⁍ Since early in the pandemic, the federal government has added $600 to the weekly unemployment checks that states send.
⁍ That increase ends this week.
⁍ With Congress still haggling over next steps, most states will not be able to offer nearly as much.
– As public health officials warned Friday that the coronavirus posed new risks to parts of the Midwest and South, enhanced federal payments that helped avert financial ruin for millions of unemployed Americans were set to expire—leaving threadbare safety nets offered by individual states to catch them, the AP reports. Since early in the pandemic, the federal government has added $600 to the weekly unemployment checks that states send. That increase ends this week, and with Congress still haggling over next steps, most states will not be able to offer nearly as much. The extra federal aid helped keep Wally Wendt and his family afloat.
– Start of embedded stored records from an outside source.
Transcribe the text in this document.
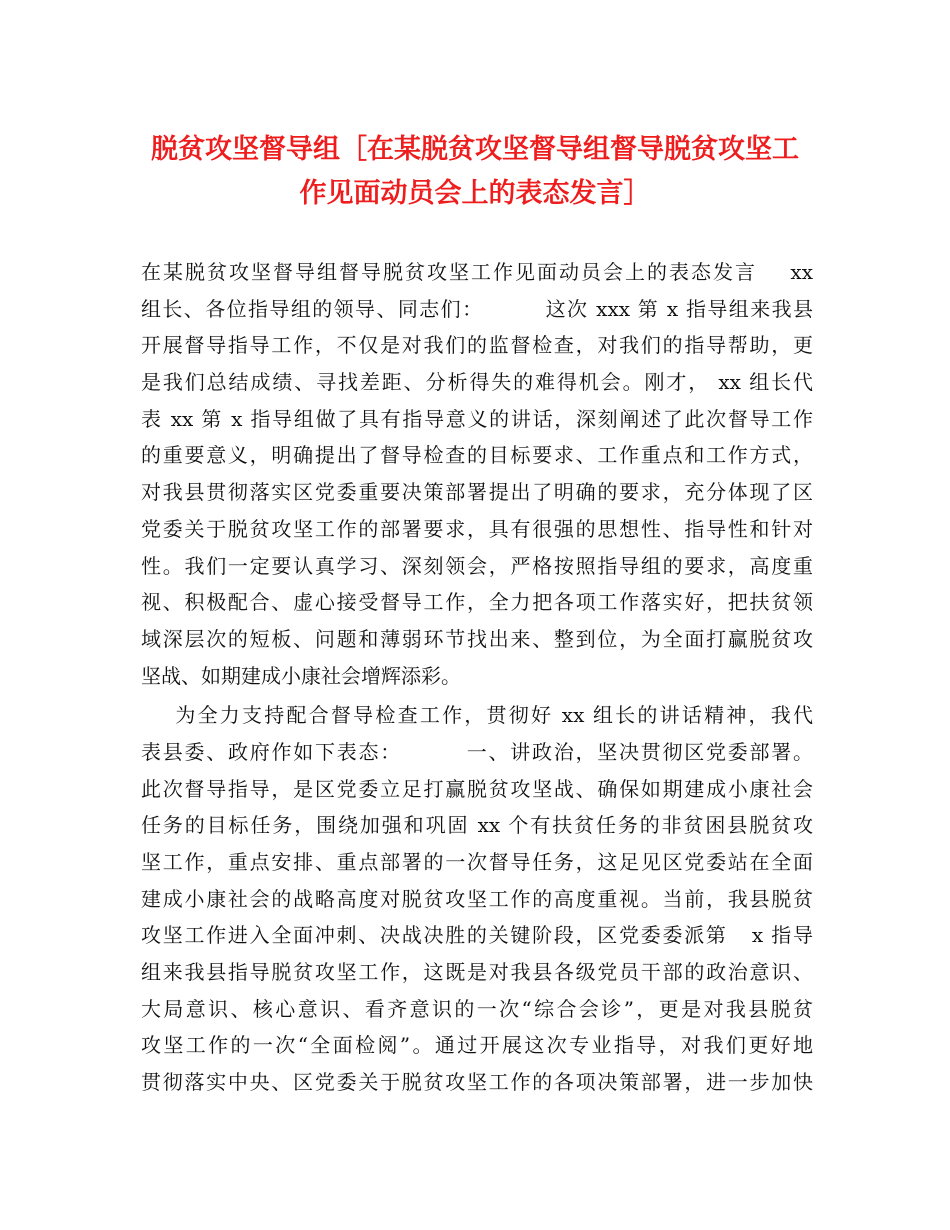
脱贫攻坚督导组［在某脱贫攻坚督导组督导脱贫攻坚工
作见面动员会上的表态发言］
在某脱贫攻坚督导组督导脱贫攻坚工作见面动员会上的表态发言    xx
组长、各位指导组的领导、同志们：        这次 xxx 第 x 指导组来我县
开展督导指导工作，不仅是对我们的监督检查，对我们的指导帮助，更
是我们总结成绩、寻找差距、分析得失的难得机会。刚才， xx 组长代
表 xx 第 x 指导组做了具有指导意义的讲话，深刻阐述了此次督导工作
的重要意义，明确提出了督导检查的目标要求、工作重点和工作方式，
对我县贯彻落实区党委重要决策部署提出了明确的要求，充分体现了区
党委关于脱贫攻坚工作的部署要求，具有很强的思想性、指导性和针对
性。我们一定要认真学习、深刻领会，严格按照指导组的要求，高度重
视、积极配合、虚心接受督导工作，全力把各项工作落实好，把扶贫领
域深层次的短板、问题和薄弱环节找出来、整到位，为全面打赢脱贫攻
坚战、如期建成小康社会增辉添彩。
为全力支持配合督导检查工作，贯彻好 xx 组长的讲话精神，我代
表县委、政府作如下表态：        一、讲政治，坚决贯彻区党委部署。
此次督导指导，是区党委立足打赢脱贫攻坚战、确保如期建成小康社会
任务的目标任务，围绕加强和巩固 xx 个有扶贫任务的非贫困县脱贫攻
坚工作，重点安排、重点部署的一次督导任务，这足见区党委站在全面
建成小康社会的战略高度对脱贫攻坚工作的高度重视。当前，我县脱贫
攻坚工作进入全面冲刺、决战决胜的关键阶段，区党委委派第   x 指导
组来我县指导脱贫攻坚工作，这既是对我县各级党员干部的政治意识、
大局意识、核心意识、看齐意识的一次“综合会诊”，更是对我县脱贫
攻坚工作的一次“全面检阅”。通过开展这次专业指导，对我们更好地
贯彻落实中央、区党委关于脱贫攻坚工作的各项决策部署，进一步加快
The extra federal benefits helped him pay a loan to put a new roof on his house that he took out before the virus struck and the economy cratered. The money also helps his daughter, who lost her restaurant job. Without it, Wendt said, his daughter and her two children might move in with him. Without it, he says, “the pressure’s not on them, it’s on all of us blue-collar workers who are struggling to make a living.” In addition to the end of the $600 payments, federal protections against evictions also are set to expire. Standard unemployment benefits often leave recipients with poverty-level incomes, but they are sure to continue, even as states wrestle with diminishing unemployment trust funds.